My hands felt swollen and useless at my sides, my chest running with sweat in the wind, the spilled water bucket ballooning in the dust by my feet. I could hear the blades on the windmill clattering like a playing card clipped inside whirling bicycle spokes. Felix Ringo extended the nine-millimeter in front of him with both hands, crouched in a shooter's position, as though he were on a practice range, and flipped off the butterfly safety with his thumb.

Temple Carrol stooped under the top fence rail, ripped L.Q. Navarro's revolver from the holster I had hung on a fence post, and screwed the barrel right behind Ringo's ear. She cocked the hammer, locking the cylinder in place.

'How your pud hanging, greaseball? You want to wear your brain pan on your shirt?' she asked.

chapter twenty-nine

There was no false dawn the next morning. The sky was a black lid above the velvet green crest of the hills, the clouds veined with lightning. I opened all the windows and let the smell of ozone and wind and distant rain fill the house. Mary Beth called while I was fixing breakfast.

'Where are you?' I asked.

'At the hotel downtown.'

'When did you get in?'

'Late. I went right to bed.'

'I could have picked you up.'

'You mean if I'd called?'

'No, I meant-'

'My schedule's not too predictable these days.'

'I just didn't know when you were coming. That's what I meant.'

'I heard about you tearing up Brian. What started it?'

'The conversation got out of hand.'

'He won't file charges. His career's unraveling on him. He's one step from Fargo, North Dakota, already.'

I felt my palm squeeze involuntarily on the telephone receiver.

'Can you take a cab out to the house? We can drive back into town together,' I said.

'I have a bunch of incoming calls,' she said.

'I see.'

'Some people in my office weren't comfortable with me coming back here.'

'Yeah… I understand. I appreciate your doing it.'

I felt foolish and stupid, a mendicant holding a telephone to his ear as though it were a black tumor.

'When do I testify?' she asked.

'Probably this afternoon. Mary Beth, is it the career? Or am I just the wrong man for you?'

'I don't know how to say it, Billy Bob.'

The house seemed to fill with the sounds of wind and silence.

'You always think of yourself as an extension of your past,' she said. 'So every new day of your life you're condemned to revisiting what you can't change.'

'I'll be at the office directly if you have a chance to drop by,' I said.

After I replaced the receiver I walked to the library window and looked at the darkness over the hills. The pages of my great-grandfather's journal fluttered whitely in the rush of wind through the screen.

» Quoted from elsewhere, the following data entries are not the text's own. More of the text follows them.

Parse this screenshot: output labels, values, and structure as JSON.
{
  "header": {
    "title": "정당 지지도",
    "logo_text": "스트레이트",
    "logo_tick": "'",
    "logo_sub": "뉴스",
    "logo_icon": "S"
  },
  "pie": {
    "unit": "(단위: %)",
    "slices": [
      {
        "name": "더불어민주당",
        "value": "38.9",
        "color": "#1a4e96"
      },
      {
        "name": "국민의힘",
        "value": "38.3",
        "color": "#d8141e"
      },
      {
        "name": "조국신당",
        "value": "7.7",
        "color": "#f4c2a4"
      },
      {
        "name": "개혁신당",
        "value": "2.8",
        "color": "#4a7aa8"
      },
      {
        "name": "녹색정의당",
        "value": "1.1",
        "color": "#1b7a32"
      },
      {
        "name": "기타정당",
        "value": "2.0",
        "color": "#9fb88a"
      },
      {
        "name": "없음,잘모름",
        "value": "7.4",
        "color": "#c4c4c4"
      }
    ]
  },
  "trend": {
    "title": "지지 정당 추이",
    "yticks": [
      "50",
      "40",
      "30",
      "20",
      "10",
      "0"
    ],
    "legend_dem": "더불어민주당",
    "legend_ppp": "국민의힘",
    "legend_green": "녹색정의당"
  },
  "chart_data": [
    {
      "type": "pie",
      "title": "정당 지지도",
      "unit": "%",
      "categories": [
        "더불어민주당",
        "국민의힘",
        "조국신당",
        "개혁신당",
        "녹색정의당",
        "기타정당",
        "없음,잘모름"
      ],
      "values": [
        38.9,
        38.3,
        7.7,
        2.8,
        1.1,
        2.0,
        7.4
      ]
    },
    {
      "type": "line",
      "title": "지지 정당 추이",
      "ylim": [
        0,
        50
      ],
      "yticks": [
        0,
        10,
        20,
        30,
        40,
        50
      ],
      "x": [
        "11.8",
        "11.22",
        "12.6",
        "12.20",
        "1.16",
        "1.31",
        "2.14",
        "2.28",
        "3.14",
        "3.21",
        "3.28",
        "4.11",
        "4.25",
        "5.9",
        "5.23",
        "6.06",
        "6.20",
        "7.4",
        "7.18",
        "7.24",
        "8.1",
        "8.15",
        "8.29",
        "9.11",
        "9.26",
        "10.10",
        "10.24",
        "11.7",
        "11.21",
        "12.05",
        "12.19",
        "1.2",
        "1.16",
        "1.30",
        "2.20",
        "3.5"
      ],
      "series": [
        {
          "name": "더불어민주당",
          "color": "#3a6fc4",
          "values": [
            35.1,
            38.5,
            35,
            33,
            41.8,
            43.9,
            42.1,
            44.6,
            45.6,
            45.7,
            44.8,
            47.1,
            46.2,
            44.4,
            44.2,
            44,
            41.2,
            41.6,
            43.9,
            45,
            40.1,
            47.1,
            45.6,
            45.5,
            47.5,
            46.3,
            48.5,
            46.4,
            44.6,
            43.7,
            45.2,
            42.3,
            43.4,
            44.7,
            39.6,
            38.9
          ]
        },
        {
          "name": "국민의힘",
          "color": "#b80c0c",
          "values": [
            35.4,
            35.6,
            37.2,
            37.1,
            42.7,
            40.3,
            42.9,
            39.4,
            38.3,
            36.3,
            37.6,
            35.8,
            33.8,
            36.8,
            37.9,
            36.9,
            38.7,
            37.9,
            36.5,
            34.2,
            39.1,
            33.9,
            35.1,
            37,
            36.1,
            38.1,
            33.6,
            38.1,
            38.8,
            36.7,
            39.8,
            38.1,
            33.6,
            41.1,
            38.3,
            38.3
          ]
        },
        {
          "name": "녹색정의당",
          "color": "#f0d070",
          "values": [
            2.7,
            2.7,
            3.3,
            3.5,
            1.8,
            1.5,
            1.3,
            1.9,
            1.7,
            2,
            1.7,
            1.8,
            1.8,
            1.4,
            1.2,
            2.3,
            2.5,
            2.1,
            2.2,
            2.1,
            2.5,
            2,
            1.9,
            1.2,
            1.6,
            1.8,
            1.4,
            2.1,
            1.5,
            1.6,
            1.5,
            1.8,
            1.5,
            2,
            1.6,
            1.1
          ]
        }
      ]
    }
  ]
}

The silence in my head was so great I thought I heard the tinkling of L.Q. Navarro's roweled spurs.

An hour later Mary Beth walked from the hotel to my office. She wore a pink suit and white blouse with a purple broach and looked absolutely beautiful. But if I had expected to mend my relationship with her at that moment, the prospect went out the window when Temple Carrol came through the door thirty seconds later.

The three of us were standing in a circle, like people who had met inconveniently at a cocktail party.

'Y'all know each other, of course,' I said.

'Sure, the lady who pops in and out of uniform,' Temple said.